Today I did read in cnet.com that Mark Zuckerberg is thinking exact this.
Facebook CEO Mark Zuckerberg said in an interview this week he would like to create a safe and educational social networking environment for kids younger than 13. (According to Consumer Reports, 7.5 million such American kids already use Facebook by lying about their age.)
"That will be a fight we take on at some point," Zuckerberg reportedly said of the Children's Online Privacy Protection Act, which mandates parental permission and other protections for young users. And here we thought China was Facebook's next big controversy...
I think it is smart to find a way to allow kids to use FB instead of forcing them to lie. Human beings are constantly evolving. In 1985 we had a class photo session of our 9th grad. I compared this photo with a recent photo of my nephew class. Even if the kids in both photos are the same age, there are big differences. We looked like kids, today they look much more like adults.
When I was 3, we had no TV and there was no such thing as VCR or electronic devices. The first computer I played with was with 13. My son is 3 and a master of the iPad, DVR and other electronic devices. As an example, last week his favorite Lightning McQueen flash light did stop working. He instantly knew how to open the flash light and asked me to give him new batteries. I am sure I did not know what batteries are till I was 5. He will know more about computers when he is 10 than I know today. He might build our webpages till then. One of my nephew is 20 but when he was 14 he asked me to teach him how to build websites, I bought him a good book and worked with him a few weeks on the simple idea of HTML.

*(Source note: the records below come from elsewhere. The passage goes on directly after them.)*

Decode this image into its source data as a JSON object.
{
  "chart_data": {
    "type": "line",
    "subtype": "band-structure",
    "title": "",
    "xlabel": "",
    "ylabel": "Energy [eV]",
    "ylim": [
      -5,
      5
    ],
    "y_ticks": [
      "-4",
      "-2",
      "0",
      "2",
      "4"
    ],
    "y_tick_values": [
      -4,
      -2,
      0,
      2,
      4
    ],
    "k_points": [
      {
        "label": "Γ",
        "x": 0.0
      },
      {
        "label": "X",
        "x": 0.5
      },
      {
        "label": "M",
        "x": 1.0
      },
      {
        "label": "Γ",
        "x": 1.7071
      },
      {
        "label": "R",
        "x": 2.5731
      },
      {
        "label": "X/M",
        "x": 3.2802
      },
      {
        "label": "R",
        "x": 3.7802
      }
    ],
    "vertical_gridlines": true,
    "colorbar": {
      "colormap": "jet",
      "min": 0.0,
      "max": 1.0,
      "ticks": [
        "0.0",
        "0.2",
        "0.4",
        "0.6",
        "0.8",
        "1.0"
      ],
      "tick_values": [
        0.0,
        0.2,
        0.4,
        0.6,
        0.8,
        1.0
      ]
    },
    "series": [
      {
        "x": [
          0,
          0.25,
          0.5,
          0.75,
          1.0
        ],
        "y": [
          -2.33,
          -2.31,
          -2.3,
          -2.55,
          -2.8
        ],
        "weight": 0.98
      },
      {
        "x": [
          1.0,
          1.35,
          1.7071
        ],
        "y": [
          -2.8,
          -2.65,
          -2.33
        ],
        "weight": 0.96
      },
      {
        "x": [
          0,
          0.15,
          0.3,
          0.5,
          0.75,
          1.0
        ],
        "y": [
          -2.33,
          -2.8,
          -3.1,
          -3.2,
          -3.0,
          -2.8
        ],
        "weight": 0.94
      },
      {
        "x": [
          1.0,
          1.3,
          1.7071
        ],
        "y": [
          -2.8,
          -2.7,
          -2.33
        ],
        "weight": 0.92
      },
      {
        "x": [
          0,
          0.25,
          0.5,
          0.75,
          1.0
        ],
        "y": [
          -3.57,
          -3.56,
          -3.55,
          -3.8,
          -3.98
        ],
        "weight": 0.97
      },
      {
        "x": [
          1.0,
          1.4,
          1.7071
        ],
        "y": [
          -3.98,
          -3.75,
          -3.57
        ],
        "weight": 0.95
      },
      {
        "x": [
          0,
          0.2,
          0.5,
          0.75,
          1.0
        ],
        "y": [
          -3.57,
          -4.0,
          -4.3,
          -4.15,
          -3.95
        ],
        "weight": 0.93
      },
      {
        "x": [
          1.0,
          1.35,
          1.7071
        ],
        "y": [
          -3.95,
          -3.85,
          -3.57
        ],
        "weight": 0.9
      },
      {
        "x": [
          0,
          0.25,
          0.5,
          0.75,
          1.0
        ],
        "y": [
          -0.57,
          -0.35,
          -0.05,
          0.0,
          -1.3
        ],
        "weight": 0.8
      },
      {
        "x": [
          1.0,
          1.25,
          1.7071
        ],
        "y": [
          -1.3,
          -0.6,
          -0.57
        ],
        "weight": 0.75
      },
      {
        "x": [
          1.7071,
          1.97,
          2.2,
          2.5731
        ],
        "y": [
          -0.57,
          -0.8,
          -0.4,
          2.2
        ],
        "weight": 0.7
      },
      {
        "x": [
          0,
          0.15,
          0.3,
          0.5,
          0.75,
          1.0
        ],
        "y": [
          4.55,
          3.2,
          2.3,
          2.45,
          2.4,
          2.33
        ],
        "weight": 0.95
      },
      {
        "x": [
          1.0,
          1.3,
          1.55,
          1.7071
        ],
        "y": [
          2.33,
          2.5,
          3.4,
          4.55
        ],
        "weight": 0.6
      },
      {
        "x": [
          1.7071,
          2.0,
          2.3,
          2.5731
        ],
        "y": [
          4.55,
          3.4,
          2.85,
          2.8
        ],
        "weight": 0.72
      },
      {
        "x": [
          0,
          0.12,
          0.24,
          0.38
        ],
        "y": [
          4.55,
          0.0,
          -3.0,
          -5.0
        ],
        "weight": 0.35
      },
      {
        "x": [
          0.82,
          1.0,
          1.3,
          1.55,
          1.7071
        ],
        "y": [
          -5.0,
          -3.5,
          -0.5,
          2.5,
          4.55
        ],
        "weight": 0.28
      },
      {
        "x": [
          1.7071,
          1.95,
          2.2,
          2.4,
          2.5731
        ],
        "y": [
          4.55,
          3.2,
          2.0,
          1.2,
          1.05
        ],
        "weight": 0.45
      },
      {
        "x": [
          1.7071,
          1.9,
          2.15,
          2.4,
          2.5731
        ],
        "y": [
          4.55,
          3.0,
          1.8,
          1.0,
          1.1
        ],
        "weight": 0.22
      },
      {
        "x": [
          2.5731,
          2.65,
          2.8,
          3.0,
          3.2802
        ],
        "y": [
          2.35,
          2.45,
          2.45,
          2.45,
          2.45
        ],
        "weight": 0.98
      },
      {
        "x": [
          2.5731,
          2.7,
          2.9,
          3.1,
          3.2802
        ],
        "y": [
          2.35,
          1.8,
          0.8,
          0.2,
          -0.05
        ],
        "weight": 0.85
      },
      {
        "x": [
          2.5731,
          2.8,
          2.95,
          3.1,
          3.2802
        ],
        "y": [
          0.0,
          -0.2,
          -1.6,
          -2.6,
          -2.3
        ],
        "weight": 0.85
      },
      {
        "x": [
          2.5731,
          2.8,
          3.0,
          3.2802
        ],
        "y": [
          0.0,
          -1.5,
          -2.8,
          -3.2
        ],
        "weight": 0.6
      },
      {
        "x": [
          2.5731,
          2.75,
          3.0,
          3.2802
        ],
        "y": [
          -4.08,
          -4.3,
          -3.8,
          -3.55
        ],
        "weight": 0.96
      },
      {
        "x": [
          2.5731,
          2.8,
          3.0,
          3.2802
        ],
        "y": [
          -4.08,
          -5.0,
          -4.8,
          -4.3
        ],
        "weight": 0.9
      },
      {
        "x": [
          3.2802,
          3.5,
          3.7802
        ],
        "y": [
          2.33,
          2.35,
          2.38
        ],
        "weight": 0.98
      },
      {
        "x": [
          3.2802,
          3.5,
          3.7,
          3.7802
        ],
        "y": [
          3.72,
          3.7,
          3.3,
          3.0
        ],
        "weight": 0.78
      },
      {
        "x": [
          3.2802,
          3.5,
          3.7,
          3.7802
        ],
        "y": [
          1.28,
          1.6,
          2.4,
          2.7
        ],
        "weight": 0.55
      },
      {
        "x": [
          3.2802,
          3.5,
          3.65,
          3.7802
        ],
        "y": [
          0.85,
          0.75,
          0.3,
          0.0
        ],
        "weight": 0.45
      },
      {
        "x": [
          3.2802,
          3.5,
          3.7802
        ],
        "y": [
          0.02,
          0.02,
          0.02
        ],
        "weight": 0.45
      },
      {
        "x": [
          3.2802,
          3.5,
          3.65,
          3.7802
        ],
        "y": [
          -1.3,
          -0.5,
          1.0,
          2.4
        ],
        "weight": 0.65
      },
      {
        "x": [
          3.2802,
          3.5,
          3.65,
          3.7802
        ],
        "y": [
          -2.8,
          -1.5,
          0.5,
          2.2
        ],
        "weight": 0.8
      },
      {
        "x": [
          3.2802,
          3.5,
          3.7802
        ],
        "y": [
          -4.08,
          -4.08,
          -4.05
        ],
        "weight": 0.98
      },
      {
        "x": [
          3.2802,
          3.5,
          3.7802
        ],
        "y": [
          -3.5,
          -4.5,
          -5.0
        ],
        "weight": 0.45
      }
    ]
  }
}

My other nephew is 12 and he already knows how to build a simple website and how to make a simple flash file. But more important he knows the concept of HTML and that pages are stored on servers etc.
Of course it is easier today to build websites than when I started in early 90es, but it is evolution that we get earlier exposed to such things.
A lot changed then and today.
I am the youngest kid in our family of 5 kids. My oldest sibling is 12 years older than me and the youngest is 5 years older. What I learned at school in mathematics in the 8th grade, my sisters did not learn before 10th grade. I was good in mathematics. I had 4 courses at the university in advanced mathematics. I would say I know it well.
My sister called me once from Germany over Skype that I should help her son, who is in the 9th grade, in mathematics. I said yes, when I looked at his homework. I was blown away. He had to do stuff (just 18 after I finished) which I did not before my final year at school. And guess what I had first to read in a book before I could help him.
Back to FB, it is clear kids are much earlier exposed to technology and internet that they will try to be in FB or whatever the latest hype is.
The best thing for FB would be to create a safer FB for kids but where parents have admin control over it. This allows the kids to be a part of the latest hype but as well parents to monitor what is going on. If we forbid to be on FB then they will find anyway a way to be in and we parents would not know what is going on and this is far more dangerous. At the same time, we as parents need to talk with our kids about the danger to expose them in the wide world of Internet. We need to talk to them like adult to adult. This helps a lot, believe me.
A friend of mine, his daughter was on FB since she was 13 and guess what, she is deleted her account with 15 because it is cool not to be on FB.
Either way, we can't really stop kids to go into FB, they will find ways, but if we can educate them and can be a part, then we know at least what is going on.
Back to my little son. He is a master of the iPad, but because I allow him to play with his kids games on the iPad, he does not try to open any other application which is not intended to be for him. But the thing he likes the most (which I am proud of), is being outside and playing. Pure nature no computers.